Presuming this is Adaptive Bitrate Video, as in Video-in-TCP, we (as in Cisco engineers, not 
me personally; you have met them) have observed this as well. Our belief is that this is at 
least in part a self-inflicted wound; when the codec starts transmission on any four second 
segment except the first, there is no slow-start phase because the TCP session is still open 
(and in the case of some services, there are several TCP sessions open and the application 
chooses the one with the highest cwnd value). You can now think of the behavior of the line 
as repeating a four phase sequence: nobody is talking, then one is talking, then both are, 
and then the other is talking. When only one is talking, whichever it is, its cwnd value is 
slowing increasing - especially if cwnd*mss/rtt < bottleneck line rate, minimizing RTT. 

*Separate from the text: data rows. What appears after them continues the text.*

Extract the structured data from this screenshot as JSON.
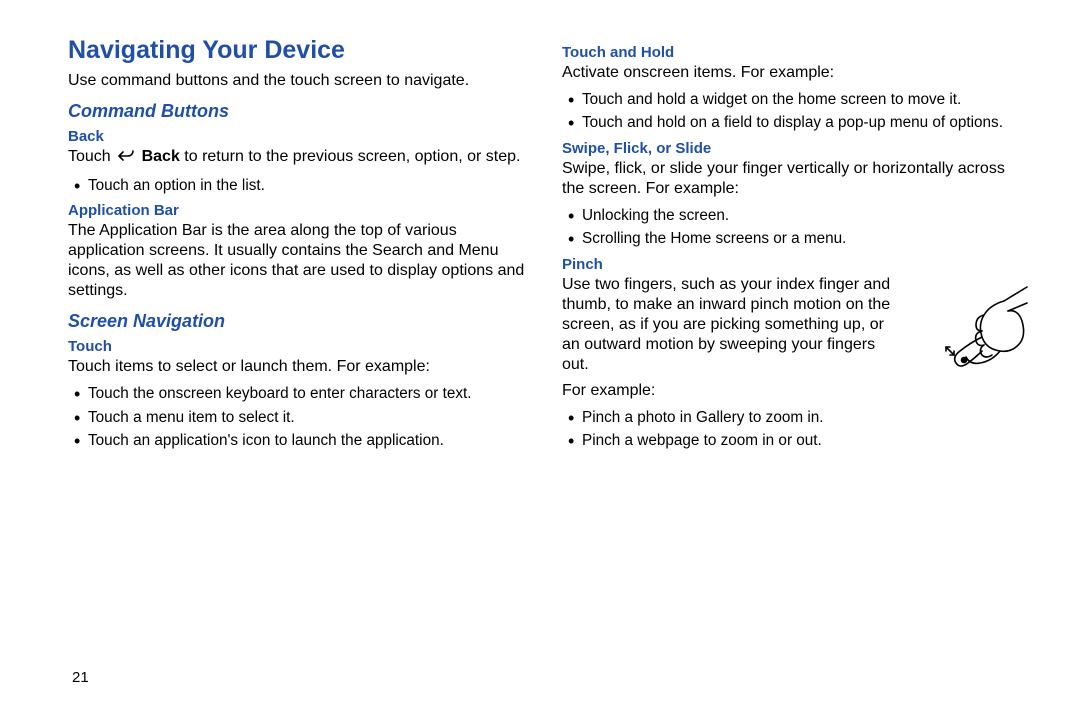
{
  "title": "Navigating Your Device",
  "intro": "Use command buttons and the touch screen to navigate.",
  "section_cmd": "Command Buttons",
  "back_head": "Back",
  "back_t1": "Touch ",
  "back_bold": " Back",
  "back_t2": " to return to the previous screen, option, or step.",
  "back_b1": "Touch an option in the list.",
  "appbar_head": "Application Bar",
  "appbar_body": "The Application Bar is the area along the top of various application screens. It usually contains the Search and Menu icons, as well as other icons that are used to display options and settings.",
  "section_nav": "Screen Navigation",
  "touch_head": "Touch",
  "touch_body": "Touch items to select or launch them. For example:",
  "touch_b1": "Touch the onscreen keyboard to enter characters or text.",
  "touch_b2": "Touch a menu item to select it.",
  "touch_b3": "Touch an application's icon to launch the application.",
  "thold_head": "Touch and Hold",
  "thold_body": "Activate onscreen items. For example:",
  "thold_b1": "Touch and hold a widget on the home screen to move it.",
  "thold_b2": "Touch and hold on a field to display a pop-up menu of options.",
  "swipe_head": "Swipe, Flick, or Slide",
  "swipe_body": "Swipe, flick, or slide your finger vertically or horizontally across the screen. For example:",
  "swipe_b1": "Unlocking the screen.",
  "swipe_b2": "Scrolling the Home screens or a menu.",
  "pinch_head": "Pinch",
  "pinch_body": "Use two fingers, such as your index finger and thumb, to make an inward pinch motion on the screen, as if you are picking something up, or an outward motion by sweeping your fingers out.",
  "pinch_eg": "For example:",
  "pinch_b1": "Pinch a photo in Gallery to zoom in.",
  "pinch_b2": "Pinch a webpage to zoom in or out.",
  "page_num": "21"
}
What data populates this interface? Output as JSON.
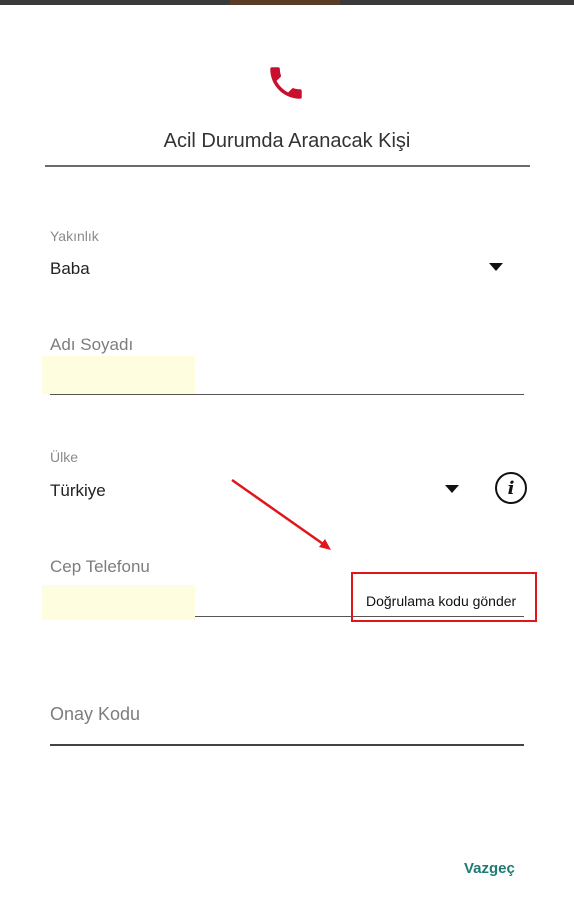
{
  "header": {
    "title": "Acil Durumda Aranacak Kişi"
  },
  "relation": {
    "label": "Yakınlık",
    "value": "Baba"
  },
  "name": {
    "placeholder": "Adı Soyadı"
  },
  "country": {
    "label": "Ülke",
    "value": "Türkiye"
  },
  "phone": {
    "placeholder": "Cep Telefonu",
    "send_code": "Doğrulama kodu gönder"
  },
  "code": {
    "placeholder": "Onay Kodu"
  },
  "actions": {
    "cancel": "Vazgeç"
  },
  "colors": {
    "phone_icon": "#c8102e",
    "highlight": "#e0161b",
    "cancel": "#1f7a74",
    "autofill": "#fffde0"
  },
  "icons": [
    "phone-icon",
    "dropdown-arrow-icon",
    "info-icon",
    "arrow-annotation"
  ]
}
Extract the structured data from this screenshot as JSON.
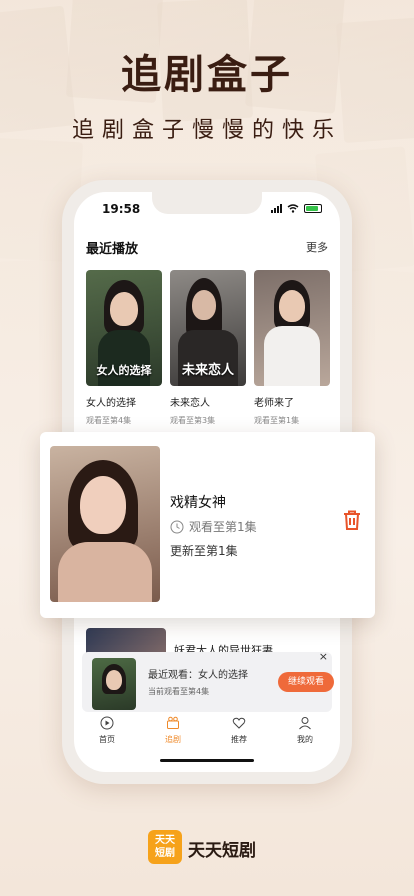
{
  "hero": {
    "title": "追剧盒子",
    "subtitle": "追剧盒子慢慢的快乐"
  },
  "status_bar": {
    "time": "19:58"
  },
  "recent": {
    "title": "最近播放",
    "more": "更多",
    "items": [
      {
        "title": "女人的选择",
        "progress": "观看至第4集",
        "poster_caption": "女人的选择"
      },
      {
        "title": "未来恋人",
        "progress": "观看至第3集",
        "poster_caption": "未来恋人"
      },
      {
        "title": "老师来了",
        "progress": "观看至第1集",
        "poster_caption": ""
      }
    ]
  },
  "highlight_card": {
    "title": "戏精女神",
    "progress": "观看至第1集",
    "update": "更新至第1集",
    "delete_icon": "trash-icon",
    "accent": "#e8542a"
  },
  "list_item": {
    "title": "妖君大人的异世狂妻"
  },
  "resume_bar": {
    "recent_label": "最近观看：女人的选择",
    "current_label": "当前观看至第4集",
    "button": "继续观看",
    "close": "×",
    "accent": "#ef6a3a"
  },
  "tabs": [
    {
      "label": "首页",
      "icon": "play-icon",
      "active": false
    },
    {
      "label": "追剧",
      "icon": "video-icon",
      "active": true
    },
    {
      "label": "推荐",
      "icon": "heart-icon",
      "active": false
    },
    {
      "label": "我的",
      "icon": "user-icon",
      "active": false
    }
  ],
  "brand": {
    "logo_text": "天天短剧",
    "name": "天天短剧",
    "color": "#f6a21a"
  }
}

At the start of the "both are talking" phase, the one already talking has 
generally found a cwnd value that fills the line and its RTT is slowly increasing. The one 
starting sends a burst of cwnd packets, creating an instant queue and often causing one or 
both to drop a packet - reducing their respective cwnd values. Depending on the TCP 
implementation in question at the sender, if the induced drop isn't a single packet but is 
two or three, that can make the affected session pause for as many RTO timeouts (Reno), RTTs 
(New Reno), or at least retransmit the lost packets in the subsequent RTT and then reduce 
cwnd by at least that amount (cubic) and maybe half (SACK).

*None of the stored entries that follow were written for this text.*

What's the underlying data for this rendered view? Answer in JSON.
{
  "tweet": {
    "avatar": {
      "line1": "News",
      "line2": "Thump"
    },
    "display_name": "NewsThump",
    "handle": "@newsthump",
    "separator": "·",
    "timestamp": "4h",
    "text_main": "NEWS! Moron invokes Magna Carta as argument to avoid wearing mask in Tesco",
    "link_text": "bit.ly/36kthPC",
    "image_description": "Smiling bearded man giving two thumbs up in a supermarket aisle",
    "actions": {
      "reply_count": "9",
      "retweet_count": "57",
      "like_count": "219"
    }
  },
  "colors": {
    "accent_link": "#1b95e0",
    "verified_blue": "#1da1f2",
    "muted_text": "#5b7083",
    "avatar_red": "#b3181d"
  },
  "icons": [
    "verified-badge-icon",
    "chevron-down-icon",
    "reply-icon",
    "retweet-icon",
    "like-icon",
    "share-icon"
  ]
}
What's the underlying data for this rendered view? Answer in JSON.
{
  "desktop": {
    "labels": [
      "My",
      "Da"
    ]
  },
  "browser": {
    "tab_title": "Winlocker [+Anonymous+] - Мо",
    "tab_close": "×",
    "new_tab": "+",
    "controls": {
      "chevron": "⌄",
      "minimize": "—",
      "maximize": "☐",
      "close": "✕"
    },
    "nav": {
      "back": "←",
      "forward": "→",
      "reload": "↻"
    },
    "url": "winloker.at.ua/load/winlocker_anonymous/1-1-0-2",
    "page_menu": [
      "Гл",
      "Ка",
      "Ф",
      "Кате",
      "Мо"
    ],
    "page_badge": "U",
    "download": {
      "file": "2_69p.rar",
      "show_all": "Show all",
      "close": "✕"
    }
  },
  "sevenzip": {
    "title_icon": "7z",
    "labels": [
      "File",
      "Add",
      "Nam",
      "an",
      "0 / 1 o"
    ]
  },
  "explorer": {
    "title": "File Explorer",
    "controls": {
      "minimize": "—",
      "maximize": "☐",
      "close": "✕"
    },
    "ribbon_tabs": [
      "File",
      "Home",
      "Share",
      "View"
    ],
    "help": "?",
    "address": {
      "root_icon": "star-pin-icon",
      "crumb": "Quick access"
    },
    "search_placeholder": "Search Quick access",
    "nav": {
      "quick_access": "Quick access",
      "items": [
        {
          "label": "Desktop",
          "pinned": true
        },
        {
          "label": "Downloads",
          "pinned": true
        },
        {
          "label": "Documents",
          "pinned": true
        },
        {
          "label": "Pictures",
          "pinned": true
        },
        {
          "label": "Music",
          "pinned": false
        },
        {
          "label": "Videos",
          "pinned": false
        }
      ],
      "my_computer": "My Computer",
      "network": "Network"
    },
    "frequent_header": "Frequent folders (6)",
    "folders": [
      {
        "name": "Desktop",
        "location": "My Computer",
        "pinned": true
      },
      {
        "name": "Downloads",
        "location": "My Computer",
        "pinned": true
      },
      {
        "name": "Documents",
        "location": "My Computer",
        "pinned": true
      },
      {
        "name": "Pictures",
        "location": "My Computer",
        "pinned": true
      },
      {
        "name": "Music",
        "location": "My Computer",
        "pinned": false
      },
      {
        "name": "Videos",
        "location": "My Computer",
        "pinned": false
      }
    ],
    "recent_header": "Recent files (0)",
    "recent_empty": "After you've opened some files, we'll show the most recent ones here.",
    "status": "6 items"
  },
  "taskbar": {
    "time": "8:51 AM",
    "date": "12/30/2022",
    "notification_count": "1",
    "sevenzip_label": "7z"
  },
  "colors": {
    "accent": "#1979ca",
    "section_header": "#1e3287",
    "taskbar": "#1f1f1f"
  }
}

Interesting! Just as Dave reminds us that Google avoid the bursts you describe, using pacing. (See end of message https://lists.bufferbloat.net/pipermail/bloat/2016-February/007205.html)

You can call the result a disadvantage of FQ in the real world if you want. But you can also say it provides some necessary alignment of incentives. Incentives for applications to develop more network-friendly behaviour :). I was surprised that a project with large ISP involvement seems to take the first point of view.

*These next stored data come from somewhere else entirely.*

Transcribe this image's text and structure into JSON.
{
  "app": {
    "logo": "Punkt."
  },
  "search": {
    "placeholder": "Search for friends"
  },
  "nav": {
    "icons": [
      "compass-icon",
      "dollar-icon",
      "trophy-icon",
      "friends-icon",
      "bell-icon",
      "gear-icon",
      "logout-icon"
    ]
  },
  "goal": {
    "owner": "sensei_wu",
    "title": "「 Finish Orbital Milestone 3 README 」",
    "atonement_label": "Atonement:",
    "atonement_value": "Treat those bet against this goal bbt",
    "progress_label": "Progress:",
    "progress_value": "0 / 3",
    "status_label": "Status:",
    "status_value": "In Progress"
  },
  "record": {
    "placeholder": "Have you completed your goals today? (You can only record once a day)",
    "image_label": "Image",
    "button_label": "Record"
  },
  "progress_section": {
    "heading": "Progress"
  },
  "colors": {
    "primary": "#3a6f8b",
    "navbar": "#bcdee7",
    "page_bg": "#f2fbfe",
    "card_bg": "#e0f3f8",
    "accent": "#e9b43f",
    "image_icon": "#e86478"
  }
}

(Also the part about connections being chosen by cwnd helps explain the fq_codel throughput graph. You can see the audio and video connections switch roles several times. The same times as the bitrate fluctuates, I notice)

I was just skimming PANDA[1], which does AIMD for adaptive streaming. So they decrement the interval between chunk fetches, until the observed throughput _over the full on-off cycle_ is sufficient to sustain the next quality level. <handwave>It could just as easily pace the fetch over the full period. <utopian>No more on-off cycle, no damaging bursts of packets?